# first interview with qualifications advice



## ColinEhm1 (Sep 5, 2013)

so some may know I was looking for a new job as ive just recived my papers for my apprenticeship in hgv/coach mechanics. im not fully time served but can no longer put up with the attitude of other employees in the company hence me wanting to leave before times out.

anyway I applied for a job last week and had a reply back tonight saying theyd like to take me in for a interview on Friday and that ive to phone them, but only got this email at 5 and only just read it so highly doubt the person will still be working but will give them a phone in half an hour, the job on offer is much closer to home, much better shifts of Tuesday- Saturday 08:30 till 5pm which is what ive been looking for as current work place is a weeks back shift (wed-sunday 1-9:30) then 2 weeks day shift (07:30-4:30) then a weeks back shift then a weeks day shift then nightshift for 5 nights off for 4 on for 7 then of for 2 then on for 3 then back to the start again, the shifts are murder and out of that 9 week router you work at least 7 weekends, so will be good to have good hours plus time to myself now.

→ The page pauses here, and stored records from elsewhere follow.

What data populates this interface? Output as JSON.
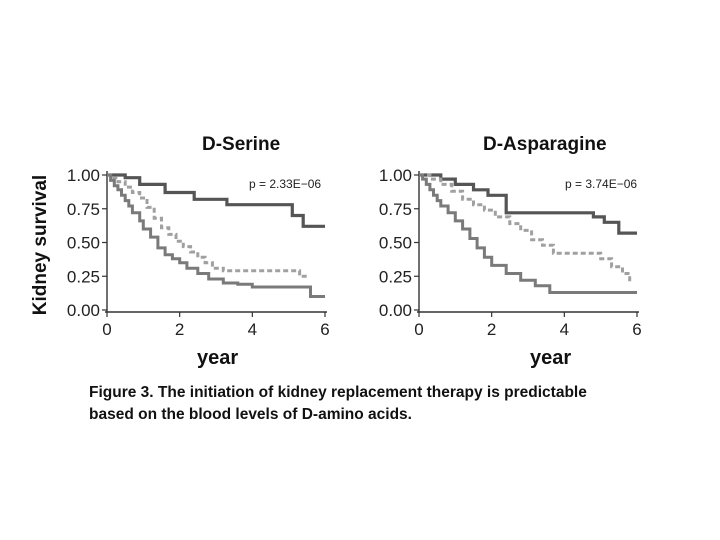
{
  "ylabel": "Kidney survival",
  "xlabel": "year",
  "caption": {
    "line1": "Figure 3. The initiation of kidney replacement therapy is predictable",
    "line2": "based on the blood levels of D-amino acids."
  },
  "colors": {
    "high": "#555555",
    "middle": "#a0a0a0",
    "low": "#7a7a7a",
    "axis": "#333333"
  },
  "chart_data": [
    {
      "type": "line",
      "title": "D-Serine",
      "annotation": "p = 2.33E−06",
      "xlim": [
        0,
        6
      ],
      "ylim": [
        0,
        1
      ],
      "x_ticks": [
        "0",
        "2",
        "4",
        "6"
      ],
      "y_ticks": [
        "0.00",
        "0.25",
        "0.50",
        "0.75",
        "1.00"
      ],
      "series": [
        {
          "style": "solid-dark",
          "x": [
            0,
            0.5,
            0.9,
            1.6,
            2.4,
            3.3,
            5.1,
            5.4,
            6.0
          ],
          "y": [
            1.0,
            0.98,
            0.93,
            0.87,
            0.82,
            0.78,
            0.7,
            0.62,
            0.62
          ]
        },
        {
          "style": "dashed",
          "x": [
            0,
            0.1,
            0.3,
            0.5,
            0.7,
            0.9,
            1.1,
            1.3,
            1.5,
            1.7,
            1.9,
            2.1,
            2.3,
            2.5,
            2.7,
            2.9,
            3.2,
            5.0,
            5.3,
            5.5
          ],
          "y": [
            1.0,
            0.98,
            0.95,
            0.91,
            0.87,
            0.83,
            0.76,
            0.68,
            0.61,
            0.56,
            0.51,
            0.47,
            0.43,
            0.39,
            0.35,
            0.31,
            0.29,
            0.29,
            0.25,
            0.25
          ]
        },
        {
          "style": "solid-light",
          "x": [
            0,
            0.1,
            0.2,
            0.3,
            0.4,
            0.5,
            0.6,
            0.7,
            0.9,
            1.0,
            1.2,
            1.4,
            1.6,
            1.8,
            2.0,
            2.2,
            2.5,
            2.8,
            3.2,
            3.6,
            4.0,
            5.0,
            5.6,
            6.0
          ],
          "y": [
            1.0,
            0.96,
            0.92,
            0.89,
            0.85,
            0.81,
            0.77,
            0.72,
            0.66,
            0.6,
            0.54,
            0.46,
            0.41,
            0.38,
            0.35,
            0.31,
            0.27,
            0.23,
            0.2,
            0.19,
            0.17,
            0.17,
            0.1,
            0.1
          ]
        }
      ]
    },
    {
      "type": "line",
      "title": "D-Asparagine",
      "annotation": "p = 3.74E−06",
      "xlim": [
        0,
        6
      ],
      "ylim": [
        0,
        1
      ],
      "x_ticks": [
        "0",
        "2",
        "4",
        "6"
      ],
      "y_ticks": [
        "0.00",
        "0.25",
        "0.50",
        "0.75",
        "1.00"
      ],
      "series": [
        {
          "style": "solid-dark",
          "x": [
            0,
            0.6,
            1.0,
            1.5,
            1.9,
            2.4,
            4.4,
            4.8,
            5.1,
            5.5,
            6.0
          ],
          "y": [
            1.0,
            0.97,
            0.93,
            0.89,
            0.85,
            0.72,
            0.72,
            0.69,
            0.65,
            0.57,
            0.57
          ]
        },
        {
          "style": "dashed",
          "x": [
            0,
            0.3,
            0.6,
            0.9,
            1.2,
            1.5,
            1.8,
            2.1,
            2.5,
            2.8,
            3.1,
            3.4,
            3.7,
            5.0,
            5.3,
            5.6,
            5.8
          ],
          "y": [
            1.0,
            0.97,
            0.93,
            0.88,
            0.82,
            0.78,
            0.74,
            0.69,
            0.64,
            0.59,
            0.52,
            0.48,
            0.42,
            0.38,
            0.32,
            0.27,
            0.2
          ]
        },
        {
          "style": "solid-light",
          "x": [
            0,
            0.1,
            0.2,
            0.3,
            0.4,
            0.5,
            0.6,
            0.8,
            1.0,
            1.2,
            1.4,
            1.6,
            1.8,
            2.0,
            2.4,
            2.8,
            3.2,
            3.6,
            6.0
          ],
          "y": [
            1.0,
            0.97,
            0.93,
            0.89,
            0.85,
            0.81,
            0.77,
            0.72,
            0.66,
            0.6,
            0.53,
            0.46,
            0.39,
            0.33,
            0.27,
            0.22,
            0.18,
            0.13,
            0.13
          ]
        }
      ]
    }
  ]
}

my interview with the place I currently I work with I didn't have any qulifications as was waiting for exam results to come in, but anyway now I have my results for my exams plus my apprenticeship completion certificate, plus all my city and guilds test rests and portfolio, what would I need to take to the interview with me, ive not got a cv but is this required ?

also if you have any tips for interviews can you please share #


thanks,
Colin


----------



## lowejackson (Feb 23, 2006)

How did the interview go?


----------



## 11alan111 (Dec 29, 2011)

i have been employed as both hgv and psv mechanic and to be honest psv is cleaner,although psv will normally involve a lot of weekend work,andthe wages seem to be less on psv.


----------